Звук не повторился, но я точно знал, что мне не показалось. Прислонив свою ладонь к холодной стене, я почувствовал, как она дышит, истощая приятное тепло, которого никогда не было в атмосфере поместья Кёллер. Ее тепло с новой силой ударяло по моей ладони, постепенно перерастая в жар.
Лишь тогда, когда я смог утихомирить взволнованный стук своего сердца, я услышал едва различимый крик, просящий о помощи. И снова легкий удар привел каменную стену в легкую вибрацию. Несмотря на то, что голос был слабым и тяжело различимым, я узнал в нем Рене, не по своей воле загнанную в иную реальность поместья.
Кровь яростно вскипела в моих веках, и я, сорвав со стены молчаливую картину, бросил ее на холодный пол, припав к каменной стене, продолжающей кричать знакомым мне голосом.

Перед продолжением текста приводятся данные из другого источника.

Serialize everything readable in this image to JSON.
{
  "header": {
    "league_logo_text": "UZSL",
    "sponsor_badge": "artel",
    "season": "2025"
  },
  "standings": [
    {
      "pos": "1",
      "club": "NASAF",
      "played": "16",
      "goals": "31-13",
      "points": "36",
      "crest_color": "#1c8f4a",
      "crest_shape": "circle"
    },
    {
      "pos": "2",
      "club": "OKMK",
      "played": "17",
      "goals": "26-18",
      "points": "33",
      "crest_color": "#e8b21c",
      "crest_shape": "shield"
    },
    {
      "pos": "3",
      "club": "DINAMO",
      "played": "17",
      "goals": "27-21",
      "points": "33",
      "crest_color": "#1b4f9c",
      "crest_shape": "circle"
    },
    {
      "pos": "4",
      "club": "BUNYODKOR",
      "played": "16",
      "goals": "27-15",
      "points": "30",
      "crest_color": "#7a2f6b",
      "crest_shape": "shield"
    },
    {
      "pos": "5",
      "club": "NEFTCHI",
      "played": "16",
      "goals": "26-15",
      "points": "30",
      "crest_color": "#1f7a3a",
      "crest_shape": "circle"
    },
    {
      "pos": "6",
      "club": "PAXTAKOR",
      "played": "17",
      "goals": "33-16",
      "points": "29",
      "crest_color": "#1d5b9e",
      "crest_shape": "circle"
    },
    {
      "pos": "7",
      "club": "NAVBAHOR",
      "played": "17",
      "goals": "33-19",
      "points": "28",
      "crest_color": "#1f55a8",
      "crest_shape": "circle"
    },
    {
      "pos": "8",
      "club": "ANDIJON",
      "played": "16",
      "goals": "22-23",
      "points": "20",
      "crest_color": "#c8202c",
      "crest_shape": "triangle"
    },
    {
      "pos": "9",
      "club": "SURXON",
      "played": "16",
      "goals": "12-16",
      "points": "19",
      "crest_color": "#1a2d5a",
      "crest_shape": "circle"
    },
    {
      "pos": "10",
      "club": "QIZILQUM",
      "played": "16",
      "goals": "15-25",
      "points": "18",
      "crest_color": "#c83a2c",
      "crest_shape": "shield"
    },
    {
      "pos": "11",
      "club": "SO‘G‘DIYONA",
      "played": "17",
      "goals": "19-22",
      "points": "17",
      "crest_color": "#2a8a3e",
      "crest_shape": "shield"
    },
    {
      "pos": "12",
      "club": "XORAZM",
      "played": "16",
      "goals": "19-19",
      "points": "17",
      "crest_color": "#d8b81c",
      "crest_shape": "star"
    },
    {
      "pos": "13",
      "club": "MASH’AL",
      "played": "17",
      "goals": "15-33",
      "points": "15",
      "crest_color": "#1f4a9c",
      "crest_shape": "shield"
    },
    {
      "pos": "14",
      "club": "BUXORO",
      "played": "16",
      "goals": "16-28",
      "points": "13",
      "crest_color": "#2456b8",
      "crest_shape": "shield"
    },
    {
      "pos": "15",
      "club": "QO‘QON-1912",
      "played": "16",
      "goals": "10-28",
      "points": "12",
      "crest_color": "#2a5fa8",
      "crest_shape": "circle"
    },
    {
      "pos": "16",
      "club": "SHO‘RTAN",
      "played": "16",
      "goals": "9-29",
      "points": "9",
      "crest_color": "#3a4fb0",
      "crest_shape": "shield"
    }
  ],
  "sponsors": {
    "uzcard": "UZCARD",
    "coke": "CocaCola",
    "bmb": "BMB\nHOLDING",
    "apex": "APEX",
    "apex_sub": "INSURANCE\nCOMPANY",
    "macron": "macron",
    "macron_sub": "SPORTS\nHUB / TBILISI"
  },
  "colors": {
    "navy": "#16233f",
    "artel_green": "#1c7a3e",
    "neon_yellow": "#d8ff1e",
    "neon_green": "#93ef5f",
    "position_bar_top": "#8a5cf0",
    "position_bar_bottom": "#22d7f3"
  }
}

Я кричал ее имя, просил не молчать, слушать мой голос, дав ей надежду, в которую я и сам не верил.
Эти стены были невероятны плотными, и высвободить кого-то из них было просто невозможно, да и в данной ситуации моя попытка не принесла бы никакого результата. Рене здесь не было, она была далеко от нас, хоть и могла дать о себе знать. Ее едва ощутимое присутствие не покидало меня, и я всячески пытался понять, как она смогла запутаться в нитях чужой параллели, в которой теперь она могла остаться навечно.
Бросившись на верхний этаж, я пытался отыскать хоть одну душу, которая могла бы мне помочь, но я внезапно остановился, увидев в отражении пыльного окна, занавешенного непроглядной тьмой, силуэт Рене.
Ее руки, сжатые в кулачки, пытались пробиться сквозь прочное стекло, но все ее попытки были жестоко безрезультатны. Она истошно кричала, прося меня о помощи, но голос ее был в моем мире так тих, что я едва мог расслышать хоть малейшее слово.